IVP Outraises Previous Fund With an Eye on Growth

The venture capital industry is full of stories lately about funds downsizing and startups seeking smaller rounds from early stage investors.

But 30-year-old Institutional Venture Partners (IVP) added a new spin on the industry status quo today with the announcement that it has closed a new fund that a) is larger than its last one; b) raised more than 20% more capital than originally expected; and c) will focus on growth stage investments.

At $750 million, IVP Fund XIII exceeds the firm’s prior fund, the 2007 vintage, $600 million Fund XII by a sizeable margin. The new fund will invest in high growth technology and media, with a focus on companies that IVP believes can provide an exit in three to five years.

I spoke this morning with IVP General Partner Todd Chaffee, who says that while IVP had targeted $600 million, it raised the target due to oversubscribed interest from limited partners.  Following are some of his observations on why, despite the fact that super angels may be getting all the attention lately, growth stage investments remain attractive.

Q: We hear a lot of talk about how the venture industry is shrinking. But here you go, raising your largest fund yet. What gives?

A: Right now, the industry is right-sizing itself, and the capital relative to the opportunities is coming back into line. What people miss is the innovation that’s occurring and the expansion of the core markets, such as IT and media. The opportunity set has gotten bigger and more pervasive.

Q: You raised your last fund 2007, just before the financial crisis hit. How do you see that vintage year shaping up for venture returns?

A:  When we raise a new fund, we usually deploy it over a three to four year years. So, some capital was put out at the highs in 2007 and in 2008 and then some in 2009 and 2010, when the valuations came down. Currently, IVP Fund XII has a 68% IRR.

We’re actually more optimistic about IVP XIII than XII because valuations have come down and the amount of capital per opportunity has come down. And our capital is scarcer than it’s ever been. More opportunities and less capital competing for opportunities means better returns.

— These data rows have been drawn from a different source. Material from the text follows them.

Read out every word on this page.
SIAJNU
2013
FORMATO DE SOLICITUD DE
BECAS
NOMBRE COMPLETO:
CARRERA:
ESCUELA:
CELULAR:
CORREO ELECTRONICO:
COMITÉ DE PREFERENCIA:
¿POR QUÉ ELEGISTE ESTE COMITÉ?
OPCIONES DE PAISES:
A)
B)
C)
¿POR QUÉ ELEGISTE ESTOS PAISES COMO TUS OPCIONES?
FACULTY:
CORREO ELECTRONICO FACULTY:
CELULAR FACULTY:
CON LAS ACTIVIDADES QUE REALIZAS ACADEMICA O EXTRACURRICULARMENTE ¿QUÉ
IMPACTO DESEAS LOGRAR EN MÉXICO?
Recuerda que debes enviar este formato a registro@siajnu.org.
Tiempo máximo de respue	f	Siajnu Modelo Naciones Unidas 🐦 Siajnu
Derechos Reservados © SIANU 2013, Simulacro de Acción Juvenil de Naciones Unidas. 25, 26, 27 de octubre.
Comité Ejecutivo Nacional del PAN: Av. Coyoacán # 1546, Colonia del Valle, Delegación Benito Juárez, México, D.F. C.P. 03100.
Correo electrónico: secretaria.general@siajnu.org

Q: Some of the companies you’ve backed, such as Twitter and Zynga, seem to have come out of nowhere and grown really rapidly into major online players. Are these outliers or is this a trend of companies growing up faster?

A: It’s definitely something we’re seeing. When you’re targeting high margin technology and media businesses, you can get that rapid growth. For example, we invested in HomeAway at a $200 million valuation. They have since acquired around 13 companies, and now that company is worth more than $2 billion.

We are living in an accelerated world, and things can come out of nowhere and suddenly be giants. Zynga, for instance, in a few years is going to be bigger than Electronic Arts. Also, because of the technologies involved you have companies that can go global overnight.

Q: The partnership has remained unchanged. But with the larger fund, will you add any other staffers?

A: Oh yeah, we’re going to be staffing up. I think we’ve added seven people since our last fund, and we’ll be adding more, generally they will be associates and vice presidents.